In all, the cuts would represent the most drastic cutback of public broadcasting since Congress created the nonprofit CPB in 1967. The CPB funds are particularly important for small TV and radio stations and account for about 15 percent of the public broadcasting industry's total revenue. . . .

"[A]mericans overwhelmingly see public broadcasting as an unbiased information source," Rep. David Obey (Wis.), the ranking Democrat on the subcommittee, said in a statement. "Perhaps that's what the GOP finds so offensive about it. Republican leaders are trying to bring every facet of the federal government under their control. . . . Now they are trying to put their ideological stamp on public broadcasting."

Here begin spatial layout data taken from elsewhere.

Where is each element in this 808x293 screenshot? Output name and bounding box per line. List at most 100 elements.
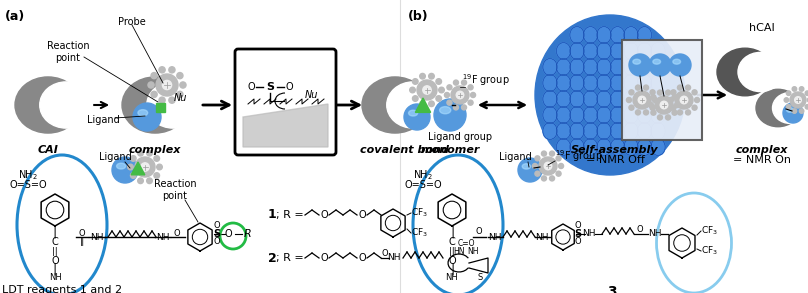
Polygon shape [243, 104, 328, 147]
Text: |: | [53, 263, 57, 275]
Ellipse shape [409, 110, 418, 116]
Circle shape [447, 100, 452, 105]
Ellipse shape [40, 82, 93, 128]
Text: Ligand: Ligand [86, 115, 120, 125]
Ellipse shape [756, 89, 800, 127]
Circle shape [423, 86, 431, 94]
Text: O=S=O: O=S=O [9, 180, 47, 190]
Text: O: O [381, 250, 389, 258]
Ellipse shape [570, 107, 584, 123]
Circle shape [130, 156, 136, 161]
Ellipse shape [147, 82, 200, 128]
Ellipse shape [624, 42, 638, 59]
Circle shape [675, 103, 680, 108]
Ellipse shape [772, 93, 808, 123]
Circle shape [412, 79, 418, 84]
Text: complex: complex [736, 145, 788, 155]
Circle shape [417, 80, 437, 100]
Ellipse shape [518, 158, 542, 182]
Circle shape [786, 91, 791, 96]
Ellipse shape [138, 110, 148, 116]
Circle shape [135, 157, 155, 177]
Circle shape [148, 82, 154, 88]
Circle shape [675, 91, 693, 109]
Bar [155, 103, 165, 112]
Ellipse shape [638, 91, 651, 108]
Circle shape [643, 110, 649, 115]
Circle shape [692, 90, 697, 95]
Ellipse shape [638, 122, 651, 139]
Text: NH: NH [467, 248, 479, 256]
Ellipse shape [624, 91, 638, 108]
Circle shape [677, 85, 683, 90]
Text: NH: NH [387, 253, 401, 263]
Text: $^{19}$F group: $^{19}$F group [555, 148, 603, 164]
Text: $^{19}$F group: $^{19}$F group [462, 72, 510, 88]
Circle shape [558, 163, 563, 168]
Circle shape [169, 67, 175, 73]
Circle shape [658, 115, 663, 120]
Circle shape [650, 105, 655, 110]
Circle shape [541, 176, 546, 181]
Text: |: | [450, 263, 454, 275]
Text: Ligand group: Ligand group [428, 132, 492, 142]
Ellipse shape [610, 91, 625, 108]
Ellipse shape [570, 122, 584, 139]
Ellipse shape [638, 75, 651, 91]
Circle shape [137, 150, 143, 156]
Ellipse shape [583, 122, 598, 139]
Circle shape [429, 74, 434, 79]
Text: (a): (a) [5, 10, 25, 23]
Circle shape [429, 101, 434, 107]
Ellipse shape [597, 139, 611, 155]
Circle shape [695, 98, 700, 103]
Ellipse shape [122, 77, 188, 133]
Text: CF$_3$: CF$_3$ [701, 245, 718, 257]
Text: S: S [478, 273, 482, 282]
Ellipse shape [583, 27, 598, 43]
Circle shape [141, 163, 149, 171]
Circle shape [453, 105, 458, 110]
Circle shape [412, 96, 418, 101]
Circle shape [805, 105, 808, 109]
Ellipse shape [651, 75, 665, 91]
Circle shape [680, 96, 688, 104]
Circle shape [549, 176, 554, 181]
Circle shape [451, 86, 469, 104]
Ellipse shape [116, 163, 126, 169]
Text: LDT reagents 1 and 2: LDT reagents 1 and 2 [2, 285, 122, 293]
Circle shape [666, 115, 671, 120]
Ellipse shape [638, 59, 651, 75]
Text: O: O [224, 229, 232, 239]
Circle shape [444, 93, 449, 98]
Text: ; R =: ; R = [276, 210, 304, 220]
Circle shape [650, 90, 655, 95]
Ellipse shape [583, 91, 598, 108]
Text: NH: NH [446, 273, 458, 282]
Circle shape [677, 110, 683, 115]
Circle shape [154, 156, 159, 161]
Circle shape [151, 73, 158, 79]
Circle shape [651, 95, 656, 100]
Ellipse shape [624, 59, 638, 75]
Text: CF$_3$: CF$_3$ [411, 207, 428, 219]
Text: NH: NH [48, 273, 61, 282]
Circle shape [653, 98, 658, 103]
Text: O: O [51, 256, 59, 266]
Text: S: S [574, 229, 582, 239]
Text: O: O [78, 229, 86, 238]
Text: ; R =: ; R = [276, 253, 304, 263]
Text: NH: NH [583, 229, 595, 239]
Text: O: O [574, 222, 581, 231]
Text: NH$_2$: NH$_2$ [413, 168, 433, 182]
Text: ||: || [449, 248, 455, 256]
Ellipse shape [638, 107, 651, 123]
Circle shape [468, 85, 473, 90]
Text: Nu: Nu [174, 93, 187, 103]
Polygon shape [131, 162, 145, 175]
Text: S: S [213, 229, 221, 239]
Circle shape [672, 95, 677, 100]
Ellipse shape [597, 122, 611, 139]
Text: S: S [266, 82, 274, 92]
Ellipse shape [669, 54, 691, 76]
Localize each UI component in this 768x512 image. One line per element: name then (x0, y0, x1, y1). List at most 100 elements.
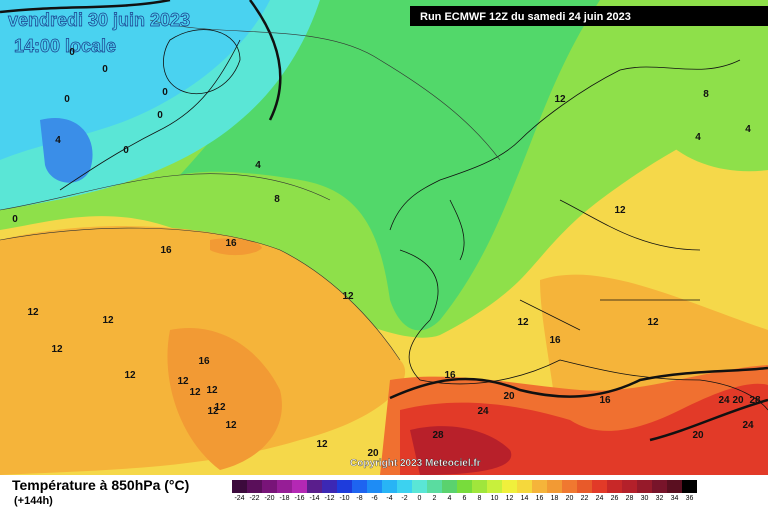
scale-step: 26 (607, 480, 622, 505)
contour-label: 0 (123, 145, 129, 156)
scale-label: -12 (324, 495, 335, 502)
scale-swatch (457, 480, 472, 493)
contour-label: 4 (695, 132, 701, 143)
scale-label: 18 (550, 495, 559, 502)
scale-swatch (667, 480, 682, 493)
scale-step: -2 (397, 480, 412, 505)
scale-swatch (292, 480, 307, 493)
scale-step: -6 (367, 480, 382, 505)
scale-swatch (427, 480, 442, 493)
scale-swatch (367, 480, 382, 493)
scale-label: 22 (580, 495, 589, 502)
contour-label: 12 (554, 94, 566, 105)
scale-swatch (577, 480, 592, 493)
contour-label: 0 (12, 214, 18, 225)
scale-label: -6 (371, 495, 378, 502)
scale-label: 34 (670, 495, 679, 502)
contour-label: 24 (718, 395, 730, 406)
scale-swatch (562, 480, 577, 493)
scale-swatch (307, 480, 322, 493)
scale-step: 14 (517, 480, 532, 505)
scale-step: -14 (307, 480, 322, 505)
contour-label: 8 (703, 89, 709, 100)
scale-label: 4 (447, 495, 452, 502)
contour-label: 4 (255, 160, 261, 171)
scale-label: 10 (490, 495, 499, 502)
scale-label: -14 (309, 495, 320, 502)
contour-label: 12 (102, 315, 114, 326)
scale-step: 8 (472, 480, 487, 505)
contour-label: 12 (214, 402, 226, 413)
scale-label: 32 (655, 495, 664, 502)
zone-dark-red (410, 426, 512, 475)
scale-label: 26 (610, 495, 619, 502)
contour-label: 12 (124, 370, 136, 381)
scale-step: 28 (622, 480, 637, 505)
scale-step: 36 (682, 480, 697, 505)
scale-label: 36 (685, 495, 694, 502)
scale-swatch (247, 480, 262, 493)
contour-label: 12 (225, 420, 237, 431)
scale-step: 4 (442, 480, 457, 505)
contour-label: 16 (549, 335, 561, 346)
scale-label: -20 (264, 495, 275, 502)
contour-label: 0 (157, 110, 163, 121)
copyright: Copyright 2023 Meteociel.fr (350, 458, 481, 469)
thin-isotherms (0, 19, 501, 361)
scale-label: 0 (417, 495, 422, 502)
scale-swatch (622, 480, 637, 493)
contour-label: 16 (444, 370, 456, 381)
contour-label: 4 (745, 124, 751, 135)
scale-swatch (412, 480, 427, 493)
contour-label: 16 (599, 395, 611, 406)
legend-title: Température à 850hPa (°C) (12, 477, 190, 493)
zone-green-east (660, 93, 768, 172)
scale-swatch (502, 480, 517, 493)
zone-orange-dark (167, 328, 282, 470)
scale-swatch (682, 480, 697, 493)
scale-label: -8 (356, 495, 363, 502)
scale-swatch (337, 480, 352, 493)
contour-label: 20 (732, 395, 744, 406)
scale-step: -18 (277, 480, 292, 505)
scale-label: 12 (505, 495, 514, 502)
scale-step: 12 (502, 480, 517, 505)
scale-label: 20 (565, 495, 574, 502)
scale-swatch (232, 480, 247, 493)
scale-swatch (442, 480, 457, 493)
forecast-time: 14:00 locale (14, 36, 116, 56)
scale-label: 8 (477, 495, 482, 502)
thick-isotherms (0, 0, 768, 442)
zone-blue (40, 118, 93, 183)
contour-label: 12 (51, 344, 63, 355)
scale-label: -4 (386, 495, 393, 502)
contour-label: 12 (206, 385, 218, 396)
contour-label: 4 (55, 135, 61, 146)
scale-step: 32 (652, 480, 667, 505)
run-info: Run ECMWF 12Z du samedi 24 juin 2023 (420, 11, 631, 23)
scale-step: -8 (352, 480, 367, 505)
scale-label: 2 (432, 495, 437, 502)
contour-label: 0 (162, 87, 168, 98)
scale-step: 34 (667, 480, 682, 505)
contour-label: 0 (64, 94, 70, 105)
scale-label: -10 (339, 495, 350, 502)
coastlines (59, 29, 768, 411)
contour-label: 0 (102, 64, 108, 75)
forecast-date: vendredi 30 juin 2023 (8, 10, 190, 30)
contour-label: 8 (274, 194, 280, 205)
scale-step: 2 (427, 480, 442, 505)
scale-swatch (487, 480, 502, 493)
scale-step: -20 (262, 480, 277, 505)
scale-step: -22 (247, 480, 262, 505)
scale-label: 24 (595, 495, 604, 502)
contour-label: 12 (207, 406, 219, 417)
scale-swatch (547, 480, 562, 493)
contour-label: 12 (189, 387, 201, 398)
scale-step: -12 (322, 480, 337, 505)
scale-label: 28 (625, 495, 634, 502)
scale-step: 30 (637, 480, 652, 505)
contour-label: 12 (647, 317, 659, 328)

Assholes. Details here from The Washington Post. Or you can write to your Representative here.

Comments

If this Washington Post article is carefully read, you will notice this sentence, "Broadcasters noted, for example, that the 25 percent cutback in next year's CPB budget was a rollback of money that Congress had promised in 2004." Also, "The CPB funds ... account for about 15 percent of the public broadcasting industry's total revenue." So the House sub-committee (17 people) didn't recommend cutting the CPB's budget by 25%, they recommended not increasing the CPB's budget by 33%. Eighty-five percent of the public broadcasting industry's revenue comes from sources other than the CPB. And, If 23.4 million is really being cut from children's programming, that is about a $460,000 reduction per each of the 50 states and DC. I would hope corporate sponsors and wealthy patrons could make up the difference. With all the alarm after reading this article, I wonder if anybody got past the headline!